Die Urteile des Bundesverwaltungsgerichts vom 29. Oktober 2009 enthalten – zwar noch zur alten bis 2. Dezember 2009 gültigen Rechtslage – Hinweise zum Verhältnis zwischen dem ÖPNV-Aufgabenträger und der Genehmigungsbehörde. Diese Überlegungen lassen sich auch auf die Rechtslage nach Inkrafttreten der VO 1370 nutzbar machen. Wichtig ist dabei insoweit die allgemeingültige Erkenntnis, dass das Bundesverwaltungsgericht beide Behörden nicht isoliert nebeneinander stehen sieht, sondern eine gesetzlich nicht näher normierte Abstimmung für notwendig hält.

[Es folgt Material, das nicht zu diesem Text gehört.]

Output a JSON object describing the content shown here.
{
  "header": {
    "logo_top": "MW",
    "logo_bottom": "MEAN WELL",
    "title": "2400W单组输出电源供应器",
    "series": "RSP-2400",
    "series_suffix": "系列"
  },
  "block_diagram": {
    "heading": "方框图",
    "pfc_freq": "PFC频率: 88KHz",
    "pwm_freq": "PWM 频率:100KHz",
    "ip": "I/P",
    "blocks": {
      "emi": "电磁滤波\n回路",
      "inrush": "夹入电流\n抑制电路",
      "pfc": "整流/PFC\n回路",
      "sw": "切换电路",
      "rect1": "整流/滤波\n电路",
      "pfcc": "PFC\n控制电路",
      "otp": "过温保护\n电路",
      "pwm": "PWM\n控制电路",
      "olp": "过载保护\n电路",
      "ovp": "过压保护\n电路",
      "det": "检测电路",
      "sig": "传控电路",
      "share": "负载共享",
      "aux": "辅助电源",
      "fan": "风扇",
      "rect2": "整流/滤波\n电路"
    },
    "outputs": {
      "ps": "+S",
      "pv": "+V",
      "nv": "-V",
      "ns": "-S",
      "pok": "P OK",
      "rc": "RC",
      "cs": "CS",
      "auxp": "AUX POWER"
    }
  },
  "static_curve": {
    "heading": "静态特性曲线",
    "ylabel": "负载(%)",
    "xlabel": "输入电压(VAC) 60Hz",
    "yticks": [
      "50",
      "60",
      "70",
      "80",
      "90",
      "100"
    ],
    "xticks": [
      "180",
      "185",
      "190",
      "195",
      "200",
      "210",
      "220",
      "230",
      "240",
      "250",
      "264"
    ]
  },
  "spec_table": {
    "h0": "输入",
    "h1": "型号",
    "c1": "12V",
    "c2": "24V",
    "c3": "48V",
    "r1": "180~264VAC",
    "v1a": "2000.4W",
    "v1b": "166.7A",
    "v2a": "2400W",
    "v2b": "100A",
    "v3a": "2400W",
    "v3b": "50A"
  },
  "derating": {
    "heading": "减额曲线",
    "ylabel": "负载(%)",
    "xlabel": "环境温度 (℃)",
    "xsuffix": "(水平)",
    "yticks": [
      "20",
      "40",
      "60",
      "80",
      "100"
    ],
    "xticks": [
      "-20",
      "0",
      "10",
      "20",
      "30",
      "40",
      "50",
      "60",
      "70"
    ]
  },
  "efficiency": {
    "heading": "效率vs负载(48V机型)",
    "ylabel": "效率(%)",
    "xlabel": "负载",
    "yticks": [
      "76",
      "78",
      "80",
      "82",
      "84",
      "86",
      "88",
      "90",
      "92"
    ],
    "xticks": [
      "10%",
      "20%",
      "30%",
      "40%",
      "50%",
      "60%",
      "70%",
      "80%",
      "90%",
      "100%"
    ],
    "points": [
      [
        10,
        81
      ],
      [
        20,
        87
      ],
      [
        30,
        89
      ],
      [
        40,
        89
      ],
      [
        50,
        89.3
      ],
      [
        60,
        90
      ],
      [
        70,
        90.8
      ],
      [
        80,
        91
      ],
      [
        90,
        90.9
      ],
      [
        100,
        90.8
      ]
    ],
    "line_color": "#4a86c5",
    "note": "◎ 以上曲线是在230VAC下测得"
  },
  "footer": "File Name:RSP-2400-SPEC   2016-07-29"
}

Daraus folgt das Gebot, mittels verfahrensleitender Fristen eine Strukturierung des Genehmigungsverfahrens und der Gewährung von Ausgleichsleistungen herbeizuführen.
 
Die Entscheidungen von ÖPNV-Aufgabenträger und Genehmigungsbehörde können zeitlich und inhaltlich koordiniert werden. Folgende verfahrensleitende Regelungen sind zu beachten:
 
  • Die Genehmigungsbehörde veröffentlicht die zur Wiedererteilung anstehenden Liniengenehmigungen frühzeitig. Die Veröffentlichung muss mindestens 21 Monate vor der Wiedererteilung erfolgen. Inhaltlich sollten in der Bekanntmachung der Name und die Anschrift der jeweils zuständigen Genehmigungsbehörde sowie die Gültigkeitsdauer und der Streckenverlauf der Liniengenehmigungen angegeben werden. Zugleich sollte vorsorglich ein kurzer Hinweis auf die jeweils aktuelle Rechtslage aufgenommen werden, etwa dahin gehend, dass die „Vergabe”der auslaufenden Linienkonzessionen nicht im Rahmen eines wettbewerblichen Vergabeverfahrens bzw. einer Direktvergabe i.S. VO 1370/07 erfolgt, sondern aufgrund eines von der Genehmigungsbehörde entsprechend des PBefG regulierten Genehmigungswettbewerbs. Schließlich sollte in der Bekanntmachung vorgesehen werden, dass interessierte Verkehrsunternehmen etwaige Antragsdokumente und -unterlagen (z. B. Nahverkehrsplan) sowie Auskünfte bei dem jeweils zuständigen Aufgabenträger angefordert werden können.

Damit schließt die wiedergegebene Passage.